There may be nothing more rewarding than walking through a construction site on a weekly basis. After spending years researching “what if’s”, we are now seeing the real world possibility being constructed out of concrete and steel. We have moved from “if” to “when.” Watching a building being constructed, or in this case heavily renovated, is the very essence of progress. It is visually measurable and thoroughly rewarding to show others the progress and the potential of things to come.
The playscape is definitely the most anticipated element of the project, as far as my kids are concerned.

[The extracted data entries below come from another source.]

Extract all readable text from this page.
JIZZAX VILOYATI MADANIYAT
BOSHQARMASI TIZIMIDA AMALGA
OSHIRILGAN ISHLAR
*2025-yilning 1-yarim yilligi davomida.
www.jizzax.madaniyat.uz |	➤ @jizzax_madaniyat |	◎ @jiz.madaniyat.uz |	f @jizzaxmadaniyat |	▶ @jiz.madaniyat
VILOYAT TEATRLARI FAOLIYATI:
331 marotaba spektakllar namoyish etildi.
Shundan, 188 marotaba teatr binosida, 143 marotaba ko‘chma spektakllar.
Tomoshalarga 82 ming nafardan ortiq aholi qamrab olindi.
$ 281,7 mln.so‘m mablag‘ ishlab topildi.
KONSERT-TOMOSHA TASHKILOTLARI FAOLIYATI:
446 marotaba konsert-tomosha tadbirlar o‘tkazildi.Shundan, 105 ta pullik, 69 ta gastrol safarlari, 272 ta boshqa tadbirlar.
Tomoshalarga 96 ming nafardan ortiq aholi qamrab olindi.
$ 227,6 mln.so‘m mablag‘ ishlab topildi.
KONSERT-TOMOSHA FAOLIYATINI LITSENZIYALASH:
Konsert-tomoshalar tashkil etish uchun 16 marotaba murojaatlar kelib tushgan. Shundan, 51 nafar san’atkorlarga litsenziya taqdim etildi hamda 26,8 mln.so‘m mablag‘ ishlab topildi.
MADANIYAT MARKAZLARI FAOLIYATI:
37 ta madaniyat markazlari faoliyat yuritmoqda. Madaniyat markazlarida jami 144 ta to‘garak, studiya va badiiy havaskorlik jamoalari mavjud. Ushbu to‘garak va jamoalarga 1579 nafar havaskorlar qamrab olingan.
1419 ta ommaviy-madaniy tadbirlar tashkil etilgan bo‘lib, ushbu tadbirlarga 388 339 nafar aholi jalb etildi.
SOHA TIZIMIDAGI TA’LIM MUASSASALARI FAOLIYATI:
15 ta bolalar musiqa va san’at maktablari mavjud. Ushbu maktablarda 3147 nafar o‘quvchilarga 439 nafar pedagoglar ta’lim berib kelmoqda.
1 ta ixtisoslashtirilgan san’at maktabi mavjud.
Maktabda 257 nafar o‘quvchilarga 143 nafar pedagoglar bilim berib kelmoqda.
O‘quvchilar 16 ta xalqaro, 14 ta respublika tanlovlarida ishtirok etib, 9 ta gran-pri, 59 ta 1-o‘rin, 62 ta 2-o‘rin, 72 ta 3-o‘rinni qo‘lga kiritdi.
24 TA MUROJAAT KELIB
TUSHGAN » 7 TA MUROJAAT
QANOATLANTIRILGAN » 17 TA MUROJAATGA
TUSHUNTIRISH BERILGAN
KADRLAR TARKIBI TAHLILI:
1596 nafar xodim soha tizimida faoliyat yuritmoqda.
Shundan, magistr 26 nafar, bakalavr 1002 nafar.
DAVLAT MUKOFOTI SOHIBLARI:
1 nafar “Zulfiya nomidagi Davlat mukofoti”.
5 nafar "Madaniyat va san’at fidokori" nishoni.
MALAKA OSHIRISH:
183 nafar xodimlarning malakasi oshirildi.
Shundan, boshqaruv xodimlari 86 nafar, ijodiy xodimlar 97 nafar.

While partaking on my twice a week walk through the site today, I had the chance opportunity to chat with some of the hard working construction crews that are building our newest and largest performance facility. The overwhelming majority were local, and their excitement about being a part of this transformative project was palpable. I could already see them planning the moment when they came to an event with their significant other, pointed up and said, “I did that.”
Sandblasters, painters, steel, dirt and concrete were all on display and performing their coordinated dance across the site. Now one month into heavy construction on the Griffin Automotive Building, we are seeing a full scale symphony of materials finding their new place in the project. New features begin to extrude from the ground, erupt out of walls and open up in the ground. Soon these will be filled with elevators, stages, covered in masonry and paint, and before you know it we will all be avidly awaiting opening day as punch list items are checked off complete.
As the next couple of weeks approach, I am looking forward to seeing the long steel beams delivered to the south side of the site, where the new stage house will be elevated on the current empty ground. With a couple of cranes in the air and several tons of steel flying around, the sound of our future should be roaring through my office windows nearby. The Amphitheater, part of this first phase of construction, will be showing signs of progress over the next several weeks as foundations for the stage floor, electrical rooms and farmer’s market pavilions are poured. The last sign of construction on this phase will come when work on the neighboring children’s playscape begins early next year. The playscape is definitely the most anticipated element of the project, as far as my kids are concerned.
I stand on the corner of Cedar and Jefferson streets looking towards the southeast with the knowledge of what is on the horizon. We all need to take note on what is coming so that we too can be prepared for our own personal “what if” moment. My hope as you read this, is that you find excitement in the possibilities of how these improvements will allow our city, it’s people and it’s companies to think bigger, plan larger and change all of our “if’s” to “when.”